Com pouco mais, perceberam que os passos continuavam. Agora se aproximavam. Todos prepararam as armas.

Zebinho foi o primeiro a gaguejar. Depois, o próprio Edson quis falar, a palavra embolou, não saiu: ninguém ficou sabendo a ordem que queria dar.

Quando os passos se aproximaram ainda mais, ouviram um fungar forte: um bode foi entrando por onde estavam, seguindo seu caminho pelo meio do cacaueiro. No que viram o bicho, danaram-se – cada um para um lado, pulando por dentro do rio.

Depois que o bode passou, um olhou para a cara do outro, pouco a pouco foram se agrupando de novo.

Estavam novamente no esconderijo, quando viram Lourdes: vinha chegando pelo mesmo caminho que trouxera o bode.

– Que foi, minha gente? – perguntou.

– A gente viu um bode preto, de cavanhaque pontudo, no meio do cacaueiro – informou Edson. – Ficamos espiando de longe, vigiando e, na mesma hora, ninguém mais viu o bicho: sumiu feito fumaça.

Lourdes contou que uma vez seu pai dissera que o bode da Maçonaria costumava sair: era o Cão que vagava pelo mundo, atentando os outros. Se metia mesmo pelo meio do mato. Preferia o cacaueiro. Num lugar qualquer, que só ele sabia, arriava a pele no chão e corria o mundo com corpo de gente. Era encantado para o mal. Quando encontrava um tabaréu de alma fraca, parava, assuntava, conversava, pedia um pau de fósforo para acender o cigarro. Na hora que o homem dava o fósforo, o Cão desencantava, virava demônio mesmo e vupte! – fisgava o homem com o garfo de pontas. Um horror.

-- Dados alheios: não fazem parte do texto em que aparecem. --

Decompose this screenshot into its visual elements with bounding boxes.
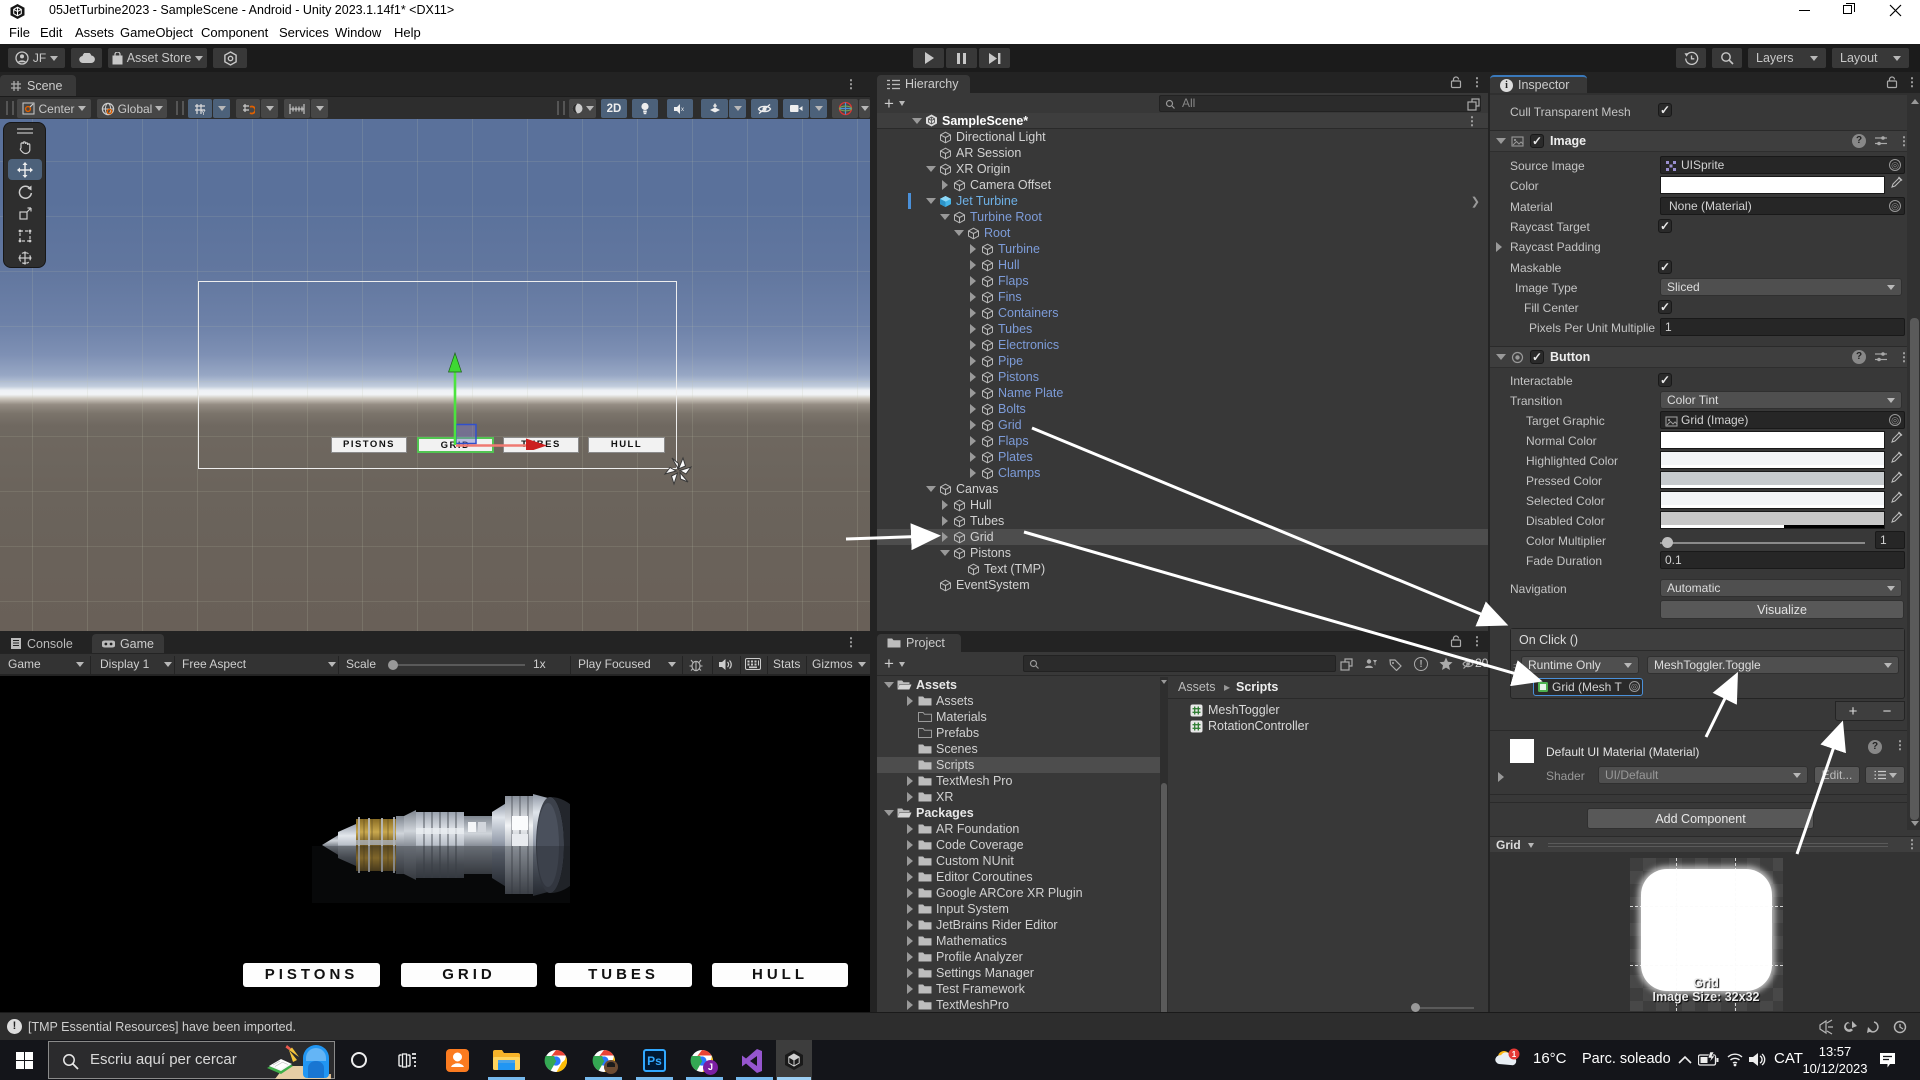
svg-text:x: x — [681, 107, 684, 113]
svg-text:Y: Y — [201, 110, 206, 116]
svg-text:1: 1 — [1512, 1050, 1517, 1059]
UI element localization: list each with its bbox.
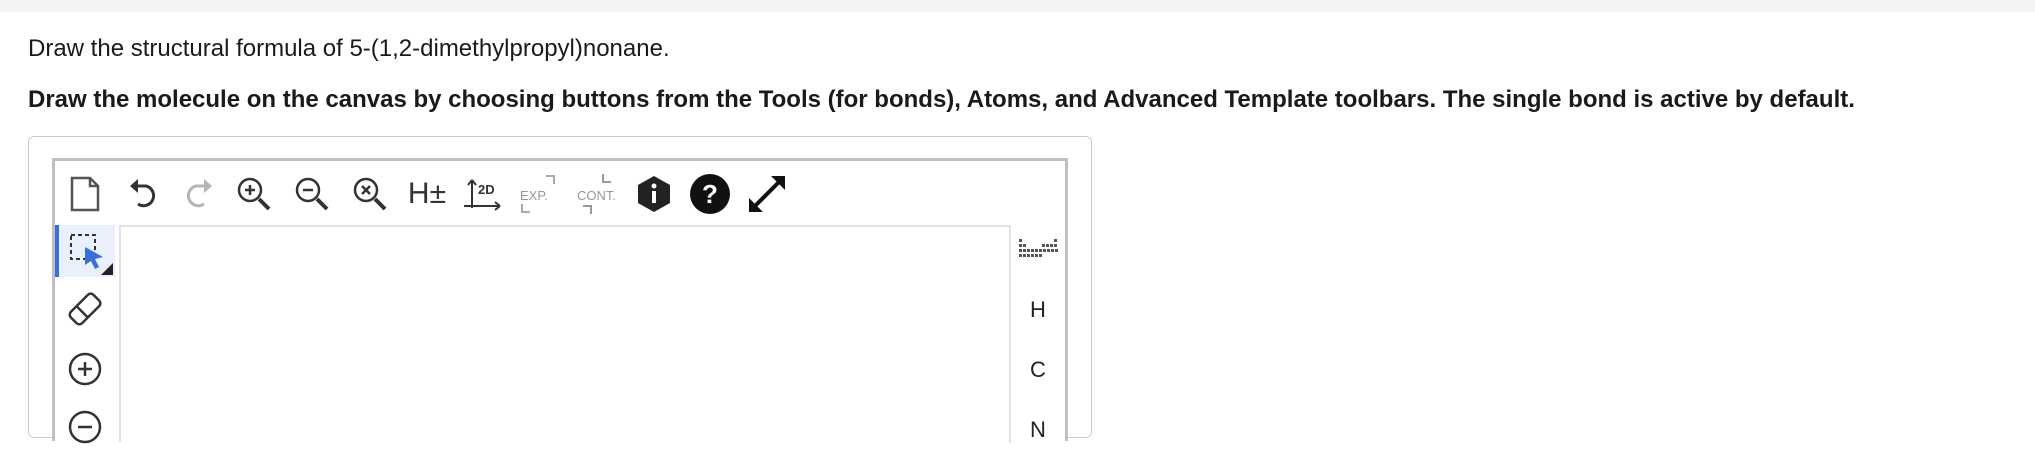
zoom-reset-icon[interactable]	[349, 171, 391, 217]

Fazia muito isso com meninos, oferecendo doces, bombom – coisas de dar água na boca. Só por via de um rosário bento o Cão estuporava. Quem não tivesse medalhinha de santo, rosário, bentinho, ai meu Deus! – nem queria pensar. Melhor era procurar o bode. Se tivesse sumido mesmo, conforme falaram, só podia ser o Cão – acentuou.

Todos obedeceram. Entraram pelo cacaueiro, bateram aquilo tudo, as armas preparadas. Se vissem o bicho, a fuzilaria ia ser pesada. Lourdes na frente, vasculhando o caminho. Cadê o bode? – cada um perguntava. Ninguém via nada, nem rastro. Foi aí que Lourdes falou:

– Vamos cercar ele na porta da Maçonaria.

– Vambora – responderam.

Lourdes sempre na frente, comandando o grupo. Quando passaram por sua casa, seu pai, que estava na porta chamou:

– Venha cá, sua moleca.

Os meninos foram atrás. Era sua companheira: não iam deixar que fosse só.

O velho estava com uma cara de fazer medo, revirando o charuto nos dentes arregaçados.

Lourdes ia murcha, arrastando os passos, de cabeça baixa. Não estava com nenhum pingo de medo do carão que o pai por certo lhe daria. Mas seguia pedindo a Deus que abrisse um buraco em sua frente, para nele se enterrar, sumir, antes que alguém perguntasse ao velho pelo bode, pelas palavras mágicas, pelas coisas misteriosas da Maçonaria.”